Charles Dickens: Life And Adventures Of Martin Chuzzlewit

26. Chapter Twenty-six (continued)

He was a little elderly man, with a clammy cold right hand, from which even rabbits and birds could not remove the smell of shaving- soap. Poll had something of the bird in his nature; not of the hawk or eagle, but of the sparrow, that builds in chimney-stacks and inclines to human company. He was not quarrelsome, though, like the sparrow; but peaceful, like the dove. In his walk he strutted; and, in this respect, he bore a faint resemblance to the pigeon, as well as in a certain prosiness of speech, which might, in its monotony, be likened to the cooing of that bird. He was very inquisitive; and when he stood at his shop-door in the evening-tide, watching the neighbours, with his head on one side, and his eye cocked knowingly, there was a dash of the raven in him. Yet there was no more wickedness in Poll than in a robin. Happily, too, when any of his ornithological properties were on the verge of going too far, they were quenched, dissolved, melted down, and neutralised in the barber; just as his bald head--otherwise, as the head of a shaved magpie-- lost itself in a wig of curly black ringlets, parted on one side, and cut away almost to the crown, to indicate immense capacity of intellect.

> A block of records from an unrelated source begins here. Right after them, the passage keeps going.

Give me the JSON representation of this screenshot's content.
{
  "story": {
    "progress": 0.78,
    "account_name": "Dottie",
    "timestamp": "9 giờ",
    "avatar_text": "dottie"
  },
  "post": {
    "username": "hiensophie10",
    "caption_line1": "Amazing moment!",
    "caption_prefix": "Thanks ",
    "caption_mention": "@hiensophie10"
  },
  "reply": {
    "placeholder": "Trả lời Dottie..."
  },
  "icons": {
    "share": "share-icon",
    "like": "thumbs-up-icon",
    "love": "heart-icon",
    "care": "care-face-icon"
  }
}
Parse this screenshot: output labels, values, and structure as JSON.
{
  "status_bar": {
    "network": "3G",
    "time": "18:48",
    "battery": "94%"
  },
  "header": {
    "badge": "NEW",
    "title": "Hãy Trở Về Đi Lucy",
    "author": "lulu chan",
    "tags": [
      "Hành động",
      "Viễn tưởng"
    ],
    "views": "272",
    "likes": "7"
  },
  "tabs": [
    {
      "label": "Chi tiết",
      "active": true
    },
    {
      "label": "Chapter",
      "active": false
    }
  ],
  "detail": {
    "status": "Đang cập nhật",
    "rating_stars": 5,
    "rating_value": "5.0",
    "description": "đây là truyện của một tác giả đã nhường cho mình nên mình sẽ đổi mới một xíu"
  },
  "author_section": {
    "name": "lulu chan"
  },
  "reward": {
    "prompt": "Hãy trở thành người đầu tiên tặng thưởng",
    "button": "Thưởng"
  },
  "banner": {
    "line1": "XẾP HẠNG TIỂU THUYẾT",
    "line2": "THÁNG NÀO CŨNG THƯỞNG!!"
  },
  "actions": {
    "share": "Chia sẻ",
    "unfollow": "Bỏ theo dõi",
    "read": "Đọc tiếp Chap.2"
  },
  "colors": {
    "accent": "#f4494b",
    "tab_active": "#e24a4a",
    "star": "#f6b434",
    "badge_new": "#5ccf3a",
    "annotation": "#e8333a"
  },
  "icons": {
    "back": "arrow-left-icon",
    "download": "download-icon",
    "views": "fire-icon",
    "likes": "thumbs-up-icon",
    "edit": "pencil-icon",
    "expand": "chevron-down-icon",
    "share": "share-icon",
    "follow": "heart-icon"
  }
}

Poll had a very small, shrill treble voice, which might have led the wags of Kingsgate Street to insist the more upon his feminine designation. He had a tender heart, too; for, when he had a good commission to provide three or four score sparrows for a shooting- match, he would observe, in a compassionate tone, how singular it was that sparrows should have been made expressly for such purposes. The question, whether men were made to shoot them, never entered into Poll's philosophy.

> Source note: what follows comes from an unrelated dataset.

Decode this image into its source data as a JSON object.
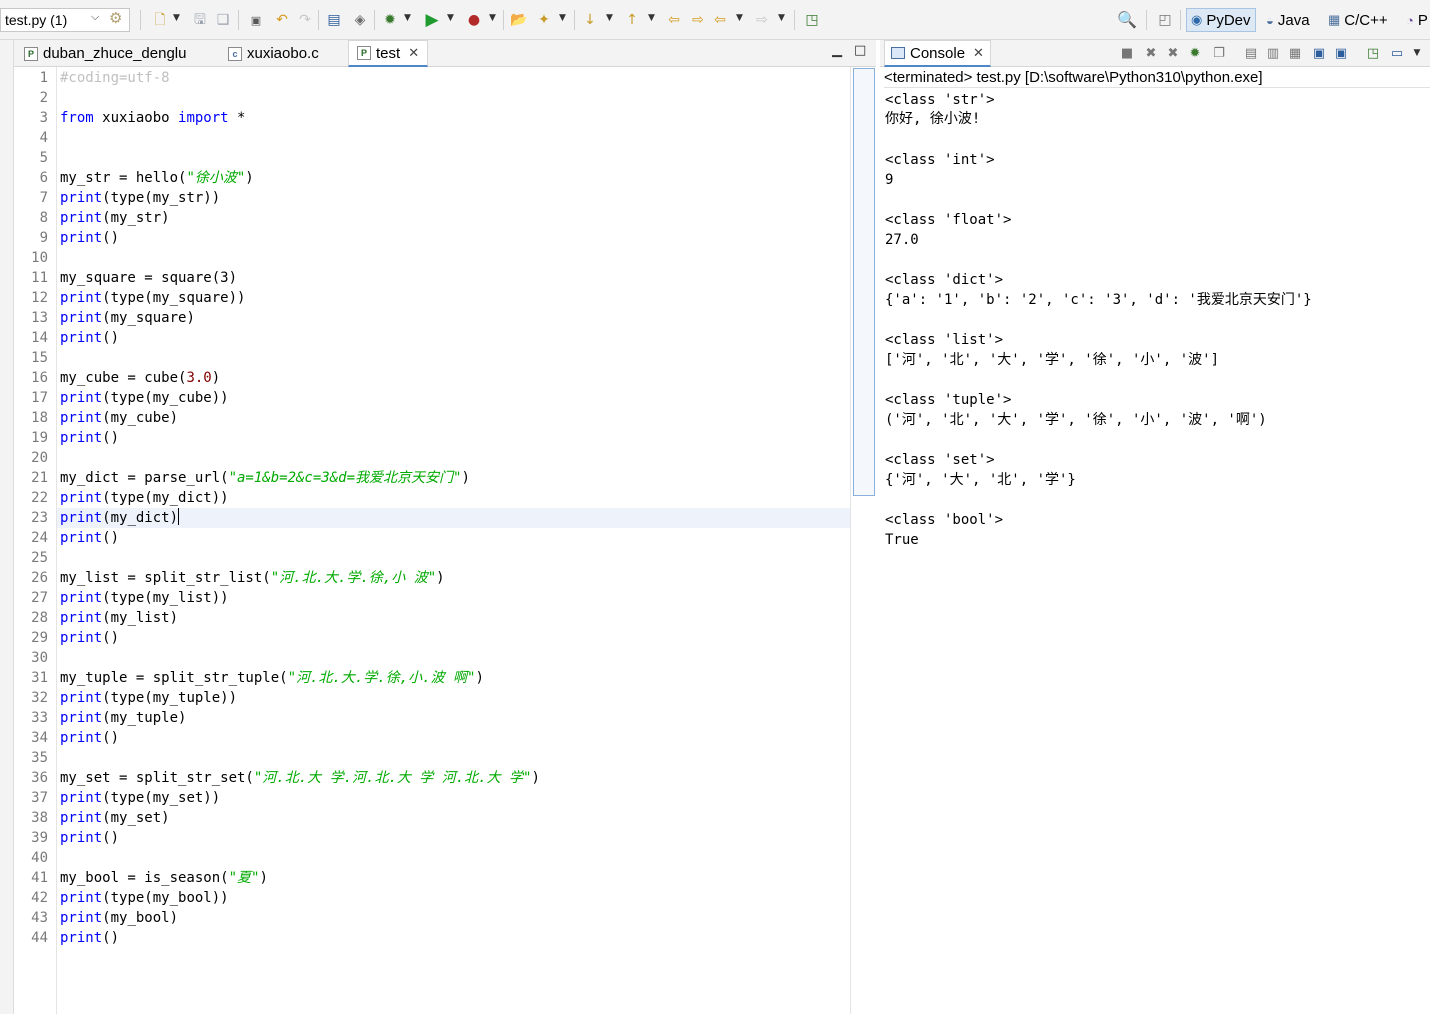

Poll wore, in his sporting character, a velveteen coat, a great deal of blue stocking, ankle boots, a neckerchief of some bright colour, and a very tall hat. Pursuing his more quiet occupation of barber, he generally subsided into an apron not over-clean, a flannel jacket, and corduroy knee-shorts. It was in this latter costume, but with his apron girded round his waist, as a token of his having shut up shop for the night, that he closed the door one evening, some weeks after the occurrences detailed in the last chapter, and stood upon the steps in Kingsgate Street, listening until the little cracked bell within should leave off ringing. For until it did-- this was Mr Sweedlepipe's reflection--the place never seemed quiet enough to be left to itself.